Era così duro e rischioso quel lavoro, vinto dall’impresario svizzero Louis Favre impegnandosi a costruire il tunnel in soli otto anni con una penale capestro per ogni giorno di ritardo (una scommessa che lui stesso pagherà carissima morendo d’infarto lì, in cantiere) che gli operai scavavano e picconavano ininterrottamente su turni così massacranti da spingere i veneti a dar vita a una canzone sulle note che sarebbero state riprese in Ta pum nella Grande guerra dopo la battaglia sull’Ortigara: «Maledeto sia el Gotardo / l’ingegneri che l’àn progetà / e quei pori minatori / soto i colpi o xè restà».

Un giorno che non ce la facevano più a resistere, alla fine di luglio del 1875, chiesero «che le 24 ore giornaliere fossero ripartite non più fra tre, ma quattro squadre, ognuna delle quali avrebbe quindi lavorato 6 ore: 8 ore consecutive nel baratro buio e soffocante del tunnel, in mezzo a un fumo che tappava gli occhi, era un compito al di là delle forze umane». Di più: chiesero, come ricorderà giorni dopo un documento sindacale, d’essere pagati in soldi veri e non più in «buoni di carta che albergatori e commercianti non accettavano se non trattenendo uno sconto» così che i poveretti, sfruttati fino dover «provvedere all’olio per le lampade utilizzato nello scavo», erano costretti «per non subire questo taglio, a comprare il loro cibo e altri beni di consumo nei negozi dell’impresa».

La risposta ai minatori, per bocca dell’ingegnere Ernst Der Stockalper, fu gelida: «Avete ragione. Qui la vita è dura e probabilmente ingiusta. Chi non se la sente di continuare non ha che da andarsene. Passi dalla cassa e sarà liquidato. Chi, invece, desidera continuare a lavorare con noi, torni subito al suo posto. Subito». Ciò detto, ricorderà in un libro rimasto inedito Remo Grigliè, direttore negli anni Settanta della «Gazzetta dello Sport», «girò i tacchi e uscì». Umiliati dal tono e dai termini della risposta, i minatori non videro alternative: sciopero. E picchettarono l’ingresso alla galleria. Der Stockalper non ci pensò due volte. E mandò alla direzione un telegramma: «Inviate 50 uomini armati e 30 mila franchi». Poche ore e sul posto arrivò una squadraccia di sgherri armati fino ai denti che, accolti a sassate dagli operai disarmati, risposero a fucilate. Quattro italiani morti, decine di feriti, sciopero represso nel sangue.

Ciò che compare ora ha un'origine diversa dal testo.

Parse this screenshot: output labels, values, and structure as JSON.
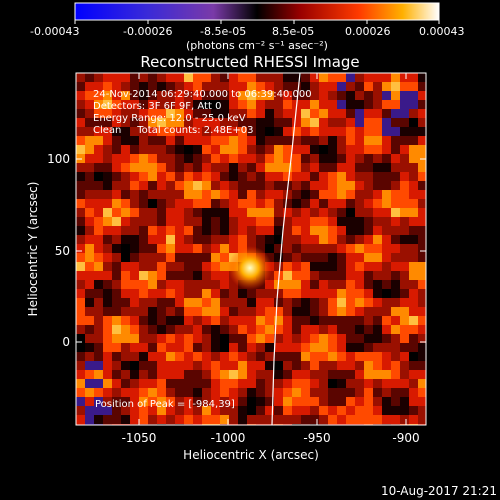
{
  "colorbar": {
    "ticks": [
      "-0.00043",
      "-0.00026",
      "-8.5e-05",
      "8.5e-05",
      "0.00026",
      "0.00043"
    ],
    "unit_label": "(photons cm⁻² s⁻¹ asec⁻²)"
  },
  "plot": {
    "title": "Reconstructed RHESSI Image",
    "info_lines": [
      "24-Nov-2014 06:29:40.000 to 06:39:40.000",
      "Detectors: 3F 6F 9F, Att 0",
      "Energy Range: 12.0 - 25.0 keV",
      "Clean     Total counts: 2.48E+03"
    ],
    "peak_label": "Position of Peak = [-984,39]",
    "xlabel": "Heliocentric X (arcsec)",
    "ylabel": "Heliocentric Y (arcsec)",
    "x_ticks": [
      "-1050",
      "-1000",
      "-950",
      "-900"
    ],
    "y_ticks": [
      "100",
      "50",
      "0"
    ]
  },
  "footer": {
    "date": "10-Aug-2017 21:21"
  },
  "colors": {
    "background": "#000000",
    "foreground": "#ffffff",
    "hot_low": "#1a0000",
    "hot_mid": "#d81a00",
    "hot_high": "#ffffe0",
    "negative": "#3a1a8a"
  }
}
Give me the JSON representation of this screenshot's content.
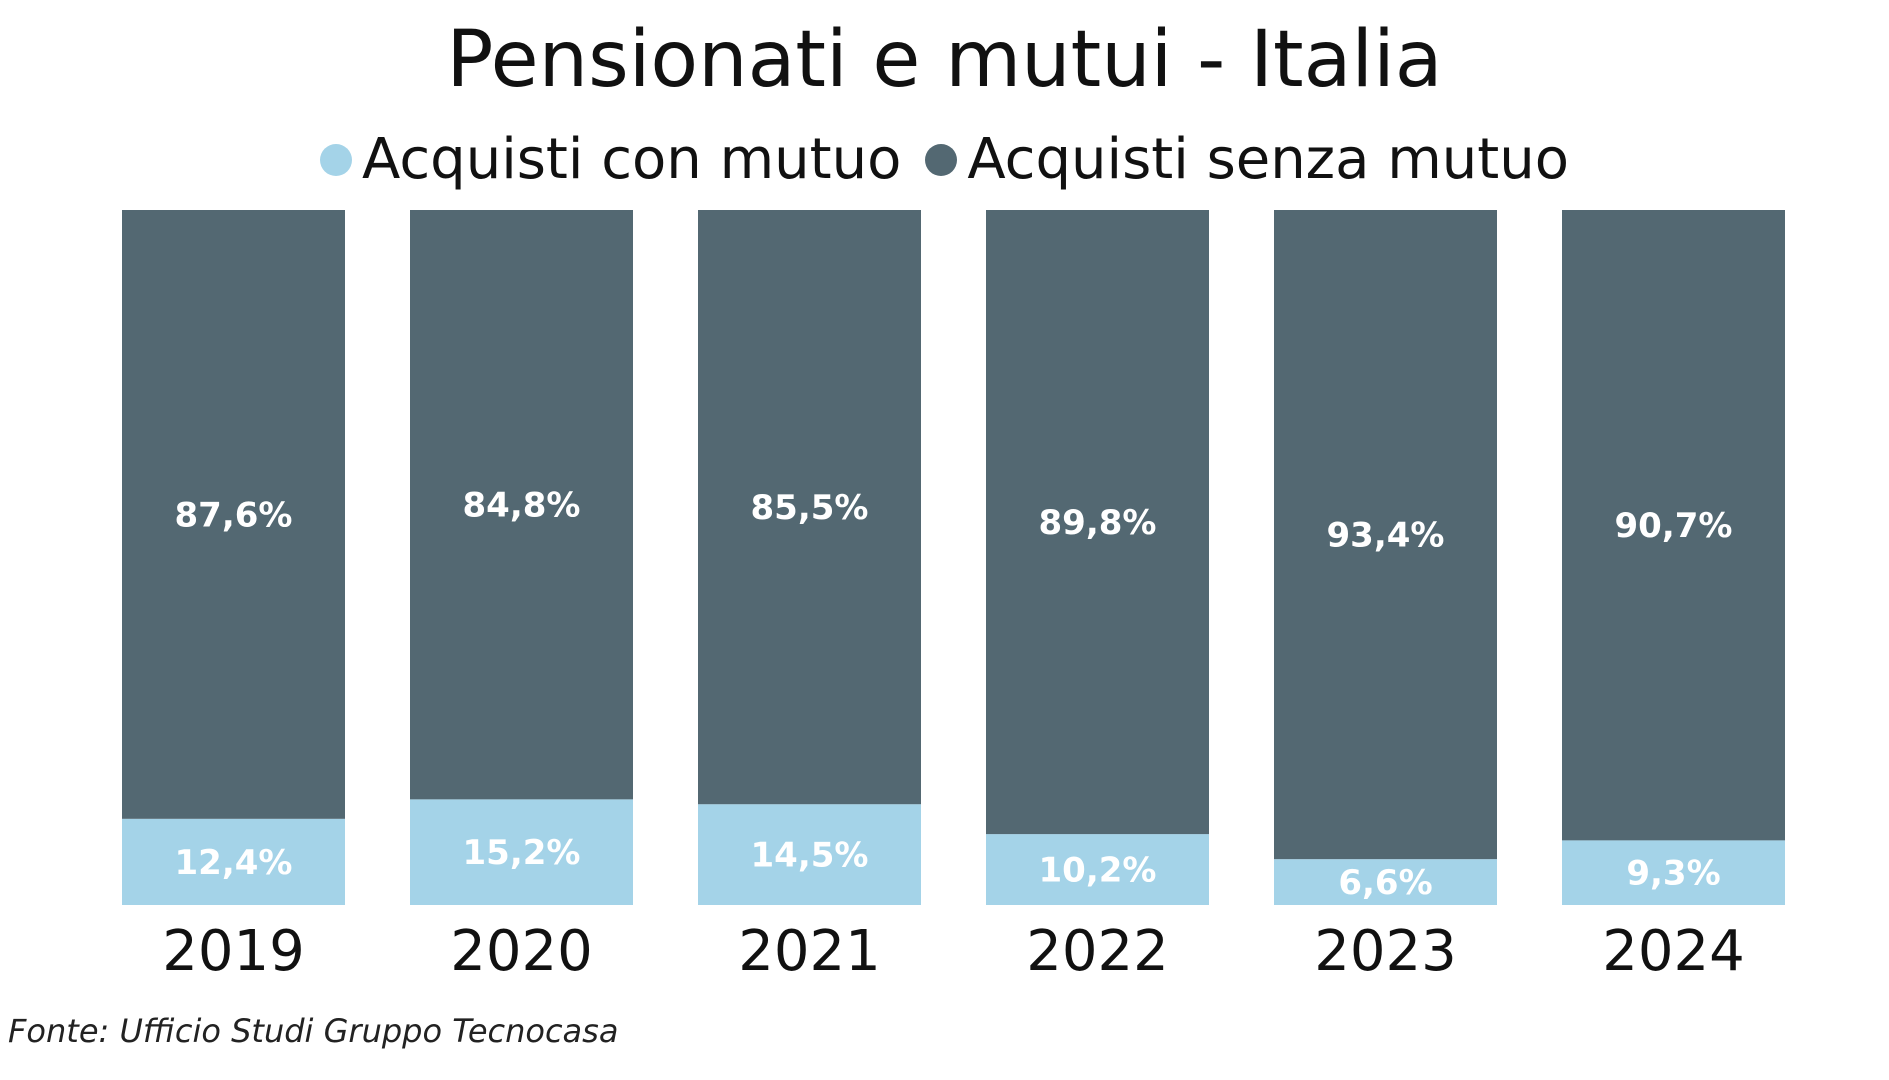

Indignato, il drammaturgo Félix Pyat scriverà furente una Lettera agli operai svizzeri: «Le fucilazioni di Göschenen non si sono perdute nel tunnel del Gottardo! Il loro frastuono ha passato i monti e i mari e rimbomba ovunque il povero lotta, soffre e muore a causa del ricco». Era il 5 settembre 1875. Esattamente 150 anni fa. Eppure di quel massacro di fine luglio, in questa estate, non si è ricordato nessuno. Peccato. «Dimenticare i morti equivarrebbe a ucciderli una seconda volta», scrisse Elie Wiesel a proposito delle vittime nei lager. Vale anche per quei nostri nonni.